As microbiologists, how can we work with microbes that do not grow in pure culture (e.g., obligate intracellular pathogens)?

Hints - working with microbes in pure culture

Consider the agar plate with a mixed culture of Corynebacterium species (Figure D1) - because the colonies are physically separated, you can see that some are cysteinase⁺ while others are cysteinase^-. If these cells were mixed together in a liquid culture and you tested for cysteinase activity, what would you expect to observe?

Figure D1. A mixed culture of Corynebacterium on Tinsdale agar medium, with some colonies producing a halo due to cysteinase activity. Image credit: PHIL 15191.

Consider the micrograph showing Gram-stained Y. pestis cells (Figure D2). What sort of tests could you perform to determine if these are all genetically identical cells?

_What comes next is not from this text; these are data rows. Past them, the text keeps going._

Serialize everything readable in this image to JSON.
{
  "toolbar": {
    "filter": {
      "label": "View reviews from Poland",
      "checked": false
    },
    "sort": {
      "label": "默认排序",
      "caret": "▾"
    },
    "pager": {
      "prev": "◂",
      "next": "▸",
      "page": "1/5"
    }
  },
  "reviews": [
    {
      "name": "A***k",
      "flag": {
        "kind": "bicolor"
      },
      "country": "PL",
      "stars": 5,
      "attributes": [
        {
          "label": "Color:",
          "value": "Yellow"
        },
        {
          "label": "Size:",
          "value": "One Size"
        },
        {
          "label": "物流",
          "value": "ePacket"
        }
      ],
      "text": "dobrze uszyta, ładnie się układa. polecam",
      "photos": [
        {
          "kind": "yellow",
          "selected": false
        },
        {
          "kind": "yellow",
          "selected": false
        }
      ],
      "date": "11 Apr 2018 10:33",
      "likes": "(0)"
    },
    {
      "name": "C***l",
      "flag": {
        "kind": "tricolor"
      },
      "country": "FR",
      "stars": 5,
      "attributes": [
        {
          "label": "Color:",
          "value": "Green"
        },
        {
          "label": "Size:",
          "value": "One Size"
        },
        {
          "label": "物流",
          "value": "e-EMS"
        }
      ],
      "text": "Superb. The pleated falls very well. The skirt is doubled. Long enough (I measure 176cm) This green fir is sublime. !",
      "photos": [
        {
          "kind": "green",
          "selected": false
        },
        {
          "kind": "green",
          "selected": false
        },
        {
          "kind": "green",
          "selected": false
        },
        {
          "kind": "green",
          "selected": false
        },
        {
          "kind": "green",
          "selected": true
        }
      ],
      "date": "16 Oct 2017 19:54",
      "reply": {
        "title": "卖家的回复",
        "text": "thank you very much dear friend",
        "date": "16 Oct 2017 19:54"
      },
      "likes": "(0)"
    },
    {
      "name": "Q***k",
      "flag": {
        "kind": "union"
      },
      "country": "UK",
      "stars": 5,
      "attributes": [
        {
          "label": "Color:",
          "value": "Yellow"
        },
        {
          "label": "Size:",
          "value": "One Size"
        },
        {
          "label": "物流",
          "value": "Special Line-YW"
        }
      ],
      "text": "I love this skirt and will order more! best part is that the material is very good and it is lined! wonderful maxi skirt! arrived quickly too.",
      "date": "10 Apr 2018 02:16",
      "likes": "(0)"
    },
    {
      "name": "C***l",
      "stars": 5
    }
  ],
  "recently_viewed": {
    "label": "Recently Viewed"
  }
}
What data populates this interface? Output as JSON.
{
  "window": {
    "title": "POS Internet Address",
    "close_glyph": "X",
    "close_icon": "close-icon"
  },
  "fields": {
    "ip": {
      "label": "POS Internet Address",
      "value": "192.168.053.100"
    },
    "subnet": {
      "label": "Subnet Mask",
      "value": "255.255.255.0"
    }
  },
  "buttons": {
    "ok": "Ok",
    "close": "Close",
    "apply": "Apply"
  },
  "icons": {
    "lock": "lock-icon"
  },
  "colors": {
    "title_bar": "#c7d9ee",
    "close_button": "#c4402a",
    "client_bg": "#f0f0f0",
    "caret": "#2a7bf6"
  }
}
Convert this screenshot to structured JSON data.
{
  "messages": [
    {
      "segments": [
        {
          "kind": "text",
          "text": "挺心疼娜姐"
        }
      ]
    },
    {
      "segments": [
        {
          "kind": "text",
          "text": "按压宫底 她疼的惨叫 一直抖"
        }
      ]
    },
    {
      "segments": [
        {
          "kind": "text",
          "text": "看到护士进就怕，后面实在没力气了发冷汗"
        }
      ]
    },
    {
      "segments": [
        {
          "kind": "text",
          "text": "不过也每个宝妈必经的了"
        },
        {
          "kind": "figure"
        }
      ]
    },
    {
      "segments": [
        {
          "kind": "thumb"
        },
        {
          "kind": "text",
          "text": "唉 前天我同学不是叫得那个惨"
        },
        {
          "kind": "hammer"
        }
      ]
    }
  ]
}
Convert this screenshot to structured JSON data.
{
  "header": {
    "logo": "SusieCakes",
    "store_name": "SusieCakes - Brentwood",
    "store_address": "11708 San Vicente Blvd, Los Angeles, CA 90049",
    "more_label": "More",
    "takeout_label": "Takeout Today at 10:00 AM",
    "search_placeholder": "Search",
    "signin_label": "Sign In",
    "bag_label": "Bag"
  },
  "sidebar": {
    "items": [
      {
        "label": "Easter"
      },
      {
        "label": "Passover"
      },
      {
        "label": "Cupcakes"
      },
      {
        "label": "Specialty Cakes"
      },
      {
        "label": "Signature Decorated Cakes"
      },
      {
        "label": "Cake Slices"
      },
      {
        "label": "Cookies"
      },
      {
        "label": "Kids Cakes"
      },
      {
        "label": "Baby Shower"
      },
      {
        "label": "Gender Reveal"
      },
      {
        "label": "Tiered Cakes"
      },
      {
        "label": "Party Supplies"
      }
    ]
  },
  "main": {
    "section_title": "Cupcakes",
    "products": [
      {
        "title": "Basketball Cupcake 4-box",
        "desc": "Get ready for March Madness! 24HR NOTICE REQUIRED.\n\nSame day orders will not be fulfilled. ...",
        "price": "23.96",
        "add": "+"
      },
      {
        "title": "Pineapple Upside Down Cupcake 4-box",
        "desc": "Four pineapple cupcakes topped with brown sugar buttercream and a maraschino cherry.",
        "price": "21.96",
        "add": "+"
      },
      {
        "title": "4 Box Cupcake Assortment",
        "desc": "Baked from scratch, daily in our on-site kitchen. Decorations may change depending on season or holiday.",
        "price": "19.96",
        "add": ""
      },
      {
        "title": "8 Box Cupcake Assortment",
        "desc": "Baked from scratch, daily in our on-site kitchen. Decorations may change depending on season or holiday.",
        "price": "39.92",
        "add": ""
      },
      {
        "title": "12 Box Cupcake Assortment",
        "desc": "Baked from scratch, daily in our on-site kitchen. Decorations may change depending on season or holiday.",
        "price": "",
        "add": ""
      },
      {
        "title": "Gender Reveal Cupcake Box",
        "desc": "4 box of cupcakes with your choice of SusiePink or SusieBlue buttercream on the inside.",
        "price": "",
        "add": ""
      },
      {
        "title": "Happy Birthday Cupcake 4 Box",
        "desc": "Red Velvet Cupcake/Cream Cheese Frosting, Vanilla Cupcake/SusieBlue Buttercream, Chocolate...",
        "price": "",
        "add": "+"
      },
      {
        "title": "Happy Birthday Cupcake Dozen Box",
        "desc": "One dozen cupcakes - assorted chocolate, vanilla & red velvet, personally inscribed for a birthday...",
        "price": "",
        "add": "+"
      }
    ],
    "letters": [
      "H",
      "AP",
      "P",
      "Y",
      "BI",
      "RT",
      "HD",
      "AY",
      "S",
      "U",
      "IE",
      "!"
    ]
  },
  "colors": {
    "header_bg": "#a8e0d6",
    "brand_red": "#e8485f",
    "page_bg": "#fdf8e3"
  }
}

Figure D2. A micrograph of Gram-stained Yersinia pestis cells (1100X magnification). Image credit: PHIL 20848

What do you know about facultative intracellular pathogens such as Mycobacterium leprae, and how researchers typically work with them in the laboratory?

9.1.1 Streaking for Single Colonies

There are many different ways to streak a plate for single colonies; typically, each microbiologist develops their own habits and preferences. You will learn through experience the technique required to ensure that you are able to isolate single, well-separated colonies.

In this lab, you will be learning how to make a quadrant streak plate. You will divide the plate into (typically 4) sectors, and essentially perform a serial dilution - streaking fewer and fewer bacteria out across the agar in each sector.

Figure 9.2: Making a quadrant streak plate.

You will initially inoculate the first quadrant (1 in Figure 9.2), usually with a single colony or a loopful of culture or sample.

You will then sterilise your loop by flaming it (Section 6.1.1.1). You will touch the sterilised, cooled inoculating loop to the first sector, and then drag it across the surface of the agar several times (2 in Figure 9.2).

You will repeat this process several times (3 and 4 in Figure 9.2). In each quadrant, you are inoculating the agar with fewer and fewer bacteria - the aim is to isolate single bacterial cells in the final quadrant.

Tips for making an excellent streak plate

Do not exert too much pressure when you drag your loop across the surface of the agar - you want to be gentle, so as not to gouge the agar.
Make sure you flame your loop between each quadrant, and only touch the previous quadrant once or twice - you don’t want to inoculate the new quadrant with too many bacteria.
Make sure you are working close to the Bunsen burner (with a roaring blue flame), and using good aseptic technique. Keep your Petri plate closed whenever you are not actually using it, as this prevents microbes from the environment falling onto the agar and starting to grow there.

9.1.2 Plating for Single Colonies

Streaking a plate is not the only way to isolate single colonies - you can also use a spreader, and plate bacteria out for single colonies. However, because bacterial cultures are typically very dense (containing many millions of bacterial cells), it is necessary to perform serial dilutions to isolate single colonies. You’ll learn about these in the next section.